The Visible Infrared Imaging Radiometer Suite attached to NASA-NOAA Suomi NPP satellite spotted what appears to be a dust storm blowing off the Sahara Desert and into the waters of the Atlantic Basin, where it could eventually end up in the Americas.
NASA-NOAA Suomi NPP satellite took the image on June 4. A more recent update shows the dust is well over the central Atlantic Ocean by Tuesday.
💨Big outbreak of Saharan dust across the MDR of the Atlantic.— Griffin Hardy (@GriffinHardyWX) June 8, 2021
Sleepy in the tropics this week thanks to this. 🌀🚫 pic.twitter.com/zcAhg7M7tR
Weather modeling via meteorologist John Gerard suggests this is "the beginning of the Saharan Dust season soon, satellite indicates the first large plume of the summer has emerged off the coast of Africa now and should arrive in Florida by next week."
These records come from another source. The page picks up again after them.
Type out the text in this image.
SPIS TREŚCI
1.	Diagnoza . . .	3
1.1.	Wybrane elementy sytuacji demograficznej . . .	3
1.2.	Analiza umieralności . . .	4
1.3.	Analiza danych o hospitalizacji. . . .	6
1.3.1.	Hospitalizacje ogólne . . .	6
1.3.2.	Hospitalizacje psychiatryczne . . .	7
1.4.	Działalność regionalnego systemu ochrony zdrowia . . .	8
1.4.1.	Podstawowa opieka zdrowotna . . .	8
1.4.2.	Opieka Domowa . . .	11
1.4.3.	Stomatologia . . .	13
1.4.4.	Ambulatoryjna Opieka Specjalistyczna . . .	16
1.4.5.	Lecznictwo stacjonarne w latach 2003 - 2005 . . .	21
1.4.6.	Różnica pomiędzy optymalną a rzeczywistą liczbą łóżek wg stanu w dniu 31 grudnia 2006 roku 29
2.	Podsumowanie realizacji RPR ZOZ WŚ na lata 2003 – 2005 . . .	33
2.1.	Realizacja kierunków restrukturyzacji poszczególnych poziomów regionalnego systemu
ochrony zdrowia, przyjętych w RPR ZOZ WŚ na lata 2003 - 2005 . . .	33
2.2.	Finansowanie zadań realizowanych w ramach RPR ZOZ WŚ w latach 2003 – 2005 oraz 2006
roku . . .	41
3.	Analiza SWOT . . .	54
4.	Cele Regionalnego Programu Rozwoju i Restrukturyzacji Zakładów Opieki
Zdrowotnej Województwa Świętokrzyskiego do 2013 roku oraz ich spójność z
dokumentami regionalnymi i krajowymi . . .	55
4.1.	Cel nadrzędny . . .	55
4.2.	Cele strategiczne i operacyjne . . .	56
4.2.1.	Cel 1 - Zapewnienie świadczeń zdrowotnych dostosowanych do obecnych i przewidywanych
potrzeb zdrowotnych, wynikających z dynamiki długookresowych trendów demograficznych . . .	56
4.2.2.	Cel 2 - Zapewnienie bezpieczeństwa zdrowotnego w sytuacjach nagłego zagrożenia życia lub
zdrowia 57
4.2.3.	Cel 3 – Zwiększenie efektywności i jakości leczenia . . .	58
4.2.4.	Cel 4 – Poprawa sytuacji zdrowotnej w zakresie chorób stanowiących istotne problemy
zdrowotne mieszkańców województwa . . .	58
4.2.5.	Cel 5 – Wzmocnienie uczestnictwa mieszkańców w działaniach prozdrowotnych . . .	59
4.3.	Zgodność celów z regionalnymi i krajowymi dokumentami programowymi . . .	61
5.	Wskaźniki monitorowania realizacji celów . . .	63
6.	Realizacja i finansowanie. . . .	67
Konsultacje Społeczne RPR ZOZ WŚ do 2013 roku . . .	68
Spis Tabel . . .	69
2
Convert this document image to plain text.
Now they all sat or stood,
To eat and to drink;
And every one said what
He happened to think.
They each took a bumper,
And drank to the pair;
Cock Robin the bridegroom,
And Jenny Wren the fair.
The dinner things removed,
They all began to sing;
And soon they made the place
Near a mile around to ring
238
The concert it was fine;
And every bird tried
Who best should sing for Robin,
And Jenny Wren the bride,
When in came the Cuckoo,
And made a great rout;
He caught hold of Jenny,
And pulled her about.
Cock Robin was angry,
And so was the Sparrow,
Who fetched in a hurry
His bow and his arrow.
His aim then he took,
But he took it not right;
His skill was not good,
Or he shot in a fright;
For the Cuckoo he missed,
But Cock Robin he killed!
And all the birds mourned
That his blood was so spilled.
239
Texas Division of Emergency Management's meteorologist John Honoré says, "It's that time of year again. Saharan dust is working its way across the Atlantic this week."
"The African easterly jet [stream] exports the dust from Africa towards the Atlantic region," Bing Pu, a geologist and atmospheric scientist at the University of Kansas, said in a NASA press release. "Then the North Atlantic subtropical high, which is a high-pressure system sitting over the subtropical North Atlantic, can further transport it towards the Caribbean region. The Caribbean low-level jet, along with the subtropical high, can further transport the dust from the Caribbean region towards the [U.S.]."
The storm comes about one year after a massive dust storm from the Sahara blanketed the Caribbean region and the Gulf of Mexico.
So it appears the Sahara dust is back, and it's already approaching parts of the Caribbean Sea. Next stop the U.S.?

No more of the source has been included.